La filosofia di Alex Garland e il volto di Ralph Fiennes
A tornare, meravigliosa e struggente, è l’inconfondibile scrittura di Alex Garland. L’autore, sempre in grado di condensare nei suoi lavori un gran numero di tematiche dolorosamente attuali, qui imbastisce una storia fatta di follia e raziocinio, nella quale la solitudine è talvolta una benedizione e talvolta una condanna. L’emblematico personaggio del Dr. Kelson, interpretato da un Ralph Fiennes incredibilmente espressivo e in gran forma, può essere considerato fulcro e sintesi di questa nuova serie di film: un uomo pragmatico, dedito al metodo scientifico, ma che non ripudia i sentimenti; anzi, li accoglie anelando a ogni briciolo di umanità rimasta.
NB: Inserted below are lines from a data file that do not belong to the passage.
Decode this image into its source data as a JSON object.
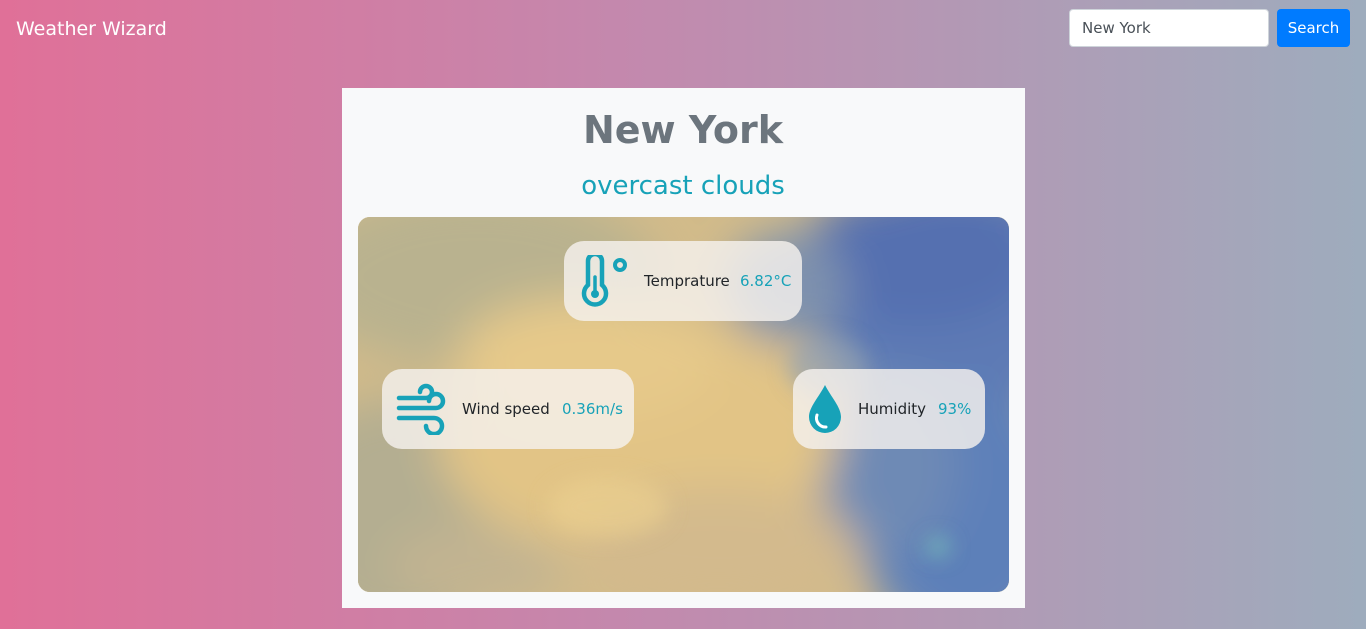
{
  "navbar": {
    "brand": "Weather Wizard",
    "search": {
      "value": "New York",
      "button_label": "Search"
    }
  },
  "weather": {
    "city": "New York",
    "description": "overcast clouds",
    "temperature": {
      "label": "Temprature",
      "value": "6.82°C",
      "icon": "thermometer-icon"
    },
    "wind": {
      "label": "Wind speed",
      "value": "0.36m/s",
      "icon": "wind-icon"
    },
    "humidity": {
      "label": "Humidity",
      "value": "93%",
      "icon": "water-drop-icon"
    }
  },
  "colors": {
    "accent": "#17a2b8",
    "primary_button": "#007bff",
    "title": "#6c757d",
    "gradient_start": "#e07098",
    "gradient_end": "#9eacbd"
  }
}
Ralph Fiennes nei panni del Dr. Ian Kelson
Quasi come una figura mistica, Kelson incarna l’intelletto e la compassione eppure, allo stesso tempo, anche la malinconia per la perdita di un mondo che non c’è più. Sua, anche stavolta, è una delle battute rivelatrici dell’intero film: alla domanda su cosa ricordasse del mondo di prima, lui risponde che “Il ricordo più vivo è che c’era un senso di sicurezza”. Quel senso di sicurezza che ancora proviamo da questa parte del mondo ma che, proprio come in 28 anni dopo, altro non è che una mera illusione, frutto di un falso senso di controllo.

L’Alfa in una scena
Sono questi i tocchi che rendono la scrittura di Garland e i suoi personaggi così profondi, autentici e per qualcuno anche respingenti: ci raccontano puntualmente i lati spiacevoli e fallimentari della nostra società senza buonismo, ma con la cruda potenza di un’analisi impietosa, chirurgica eppure, in qualche modo, poetica.
Una regia visiva e sonora
Veniamo adesso alla regia di Nia Da Costa, uno degli elementi che, per forza di cose, decreta la buona riuscita del lungometraggio. Come accennato, il timore che il cambio di mano potesse creare discontinuità si è rivelato inutile: la regista riesce a mettersi al servizio dell’estetica della saga pur mantenendo la sua cifra stilistica.

Il gruppo dei Jimmy
Anche se non copiosamente presenti come nel precedente film (girato per buona parte con l’iPhone), le sequenze più concitate fanno buon uso di action cam e camera a mano. Tuttavia, a colpire al cuore lo spettatore sono sicuramente le tante immagini potenti e suggestive che si fregiano di una composizione impeccabile, dove è possibile apprezzare appieno lo stile di Da Costa. Una menzione speciale va infine alla scelta delle musiche: una compilation eterogenea e ben studiata che accosta Radiohead, Duran Duran e Iron Maiden con sorprendente coerenza.
Conclusioni
28 anni dopo – Il tempio delle ossa arriva in sala e i timori per il cambio di regia rispetto al precedente capitolo si sono rivelati infondati: Nia Da Costa confeziona un’opera visivamente potente che rispetta l’estetica frenetica del franchise aggiungendovi una composizione poetica e d’impatto. Il film convince pienamente grazie alla scrittura profonda e arguta di Alex Garland e all’interpretazione magistrale di Ralph Fiennes, capace di incarnare la solitudine e la malinconia di un mondo perduto. Un sequel promosso a pieni voti, impreziosito da una colonna sonora eclettica e coerente.
Perché ci piace
- La scrittura di Alex Garland.
- La regia di Nia Da costa, a servizio della saga eppure poetica e personale.
- L’interpretazione di Ralph Fiennes.
- La scelta dei brani da aggiungere alla colonna sonora.
Cosa non va
- Non un vero e proprio difetto ma potrebbe scontentare chi non ama sangue e violenza.